Disimulan su responsabilidad

  Ayer hablamos de horas y resmas de declaraciones sobre los resultados de las elecciones de gobernadores del pasado domingo 4 de junio.

  A uno no le alcanzaría la vida para leerlas todas.

  La mayoría lanzan no críticas, sino dardos envenenados sobre el Instituto Nacional Electoral por el desempeño de los institutos estatales durante las campañas electorales.

  Por salud mental solo escuchemos a quienes, por sus experiencias, sí saben de temas electorales.

  Son aquellos que advierten que en elecciones cerradas la ley es insuficiente. Y que eso debe corregirse.

  Ah, pero los críticos culpan al INE, olvidando que, como servidores públicos, los consejeros del INE sólo pueden hacer lo que la ley les autoriza. No es cosa de contentillo, sino de respetar la ley.

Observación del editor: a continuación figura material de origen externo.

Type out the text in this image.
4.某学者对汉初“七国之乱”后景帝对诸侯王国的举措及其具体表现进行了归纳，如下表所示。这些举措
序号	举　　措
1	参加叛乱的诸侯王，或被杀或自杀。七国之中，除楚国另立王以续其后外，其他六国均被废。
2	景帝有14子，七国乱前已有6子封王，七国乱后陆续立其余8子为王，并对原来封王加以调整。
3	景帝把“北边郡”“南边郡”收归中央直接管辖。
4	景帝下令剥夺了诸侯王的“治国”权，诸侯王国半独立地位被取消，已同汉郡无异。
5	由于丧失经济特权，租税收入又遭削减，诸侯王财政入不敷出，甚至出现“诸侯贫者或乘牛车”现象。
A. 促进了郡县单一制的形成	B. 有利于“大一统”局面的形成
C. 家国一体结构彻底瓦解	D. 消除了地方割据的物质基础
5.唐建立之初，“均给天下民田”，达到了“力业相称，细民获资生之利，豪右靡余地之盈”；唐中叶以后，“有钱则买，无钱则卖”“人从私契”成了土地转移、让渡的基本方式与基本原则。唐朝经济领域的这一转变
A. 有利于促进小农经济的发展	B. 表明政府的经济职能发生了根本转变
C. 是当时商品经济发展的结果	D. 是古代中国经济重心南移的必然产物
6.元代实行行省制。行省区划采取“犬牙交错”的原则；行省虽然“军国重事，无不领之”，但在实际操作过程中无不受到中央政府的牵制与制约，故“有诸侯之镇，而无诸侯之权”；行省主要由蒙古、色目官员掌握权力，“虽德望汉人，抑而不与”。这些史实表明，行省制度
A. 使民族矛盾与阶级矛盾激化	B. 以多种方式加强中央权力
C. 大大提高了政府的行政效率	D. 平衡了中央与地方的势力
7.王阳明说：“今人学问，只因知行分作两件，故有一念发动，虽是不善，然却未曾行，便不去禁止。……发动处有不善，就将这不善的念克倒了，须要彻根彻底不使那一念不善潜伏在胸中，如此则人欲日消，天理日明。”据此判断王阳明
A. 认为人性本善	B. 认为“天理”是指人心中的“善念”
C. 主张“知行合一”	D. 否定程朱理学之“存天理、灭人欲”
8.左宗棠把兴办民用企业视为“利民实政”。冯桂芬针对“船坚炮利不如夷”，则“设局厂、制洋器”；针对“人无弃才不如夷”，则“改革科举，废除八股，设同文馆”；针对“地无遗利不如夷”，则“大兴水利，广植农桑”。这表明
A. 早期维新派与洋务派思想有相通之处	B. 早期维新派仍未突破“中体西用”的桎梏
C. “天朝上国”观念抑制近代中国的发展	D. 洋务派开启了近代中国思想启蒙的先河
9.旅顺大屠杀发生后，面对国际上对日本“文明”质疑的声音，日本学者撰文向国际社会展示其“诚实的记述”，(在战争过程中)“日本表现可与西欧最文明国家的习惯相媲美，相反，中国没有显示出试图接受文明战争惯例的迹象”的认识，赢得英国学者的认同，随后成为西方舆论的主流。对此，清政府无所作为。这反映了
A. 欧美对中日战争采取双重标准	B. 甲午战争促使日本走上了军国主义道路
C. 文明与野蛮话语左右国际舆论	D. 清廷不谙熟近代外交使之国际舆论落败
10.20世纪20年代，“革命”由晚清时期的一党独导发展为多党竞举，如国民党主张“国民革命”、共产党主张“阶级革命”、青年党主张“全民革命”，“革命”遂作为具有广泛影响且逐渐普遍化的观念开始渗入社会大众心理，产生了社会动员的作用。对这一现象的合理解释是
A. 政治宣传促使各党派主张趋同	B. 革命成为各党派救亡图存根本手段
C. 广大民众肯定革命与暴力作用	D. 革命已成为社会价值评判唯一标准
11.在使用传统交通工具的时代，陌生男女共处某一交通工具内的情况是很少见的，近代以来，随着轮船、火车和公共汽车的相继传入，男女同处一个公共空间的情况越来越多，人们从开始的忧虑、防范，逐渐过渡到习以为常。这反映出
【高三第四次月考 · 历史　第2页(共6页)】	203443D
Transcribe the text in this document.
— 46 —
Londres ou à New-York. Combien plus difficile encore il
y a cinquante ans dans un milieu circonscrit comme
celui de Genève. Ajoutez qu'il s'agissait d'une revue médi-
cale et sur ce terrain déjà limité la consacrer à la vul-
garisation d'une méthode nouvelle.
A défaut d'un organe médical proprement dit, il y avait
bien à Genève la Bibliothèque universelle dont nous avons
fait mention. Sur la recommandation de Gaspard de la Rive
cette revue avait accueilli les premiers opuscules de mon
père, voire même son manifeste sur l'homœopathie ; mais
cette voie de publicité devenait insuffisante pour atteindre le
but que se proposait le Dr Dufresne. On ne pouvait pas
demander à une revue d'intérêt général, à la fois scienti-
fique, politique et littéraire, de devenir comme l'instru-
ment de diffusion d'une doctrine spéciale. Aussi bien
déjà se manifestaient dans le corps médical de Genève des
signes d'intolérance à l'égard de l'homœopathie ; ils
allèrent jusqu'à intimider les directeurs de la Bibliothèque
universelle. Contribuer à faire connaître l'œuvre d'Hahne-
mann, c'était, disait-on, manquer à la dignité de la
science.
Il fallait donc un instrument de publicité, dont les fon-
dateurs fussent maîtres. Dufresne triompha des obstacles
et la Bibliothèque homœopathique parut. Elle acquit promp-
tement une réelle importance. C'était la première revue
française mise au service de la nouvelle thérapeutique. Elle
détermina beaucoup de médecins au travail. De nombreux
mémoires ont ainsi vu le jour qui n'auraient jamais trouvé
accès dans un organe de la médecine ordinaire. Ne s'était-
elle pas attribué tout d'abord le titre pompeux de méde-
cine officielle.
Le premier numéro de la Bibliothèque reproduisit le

  Las insuficiencias de la ley no son culpa del INE, sino de quienes impusieron la reforma electoral de 2014, amenazando con no aprobar la reforma energética.

  Los partidos son los culpables de las fallas. Acusan al INE para disimular su responsabilidad por la actual ley electoral.

  Como aquellos rateros que gritan: ¡al ladrón, al ladrón!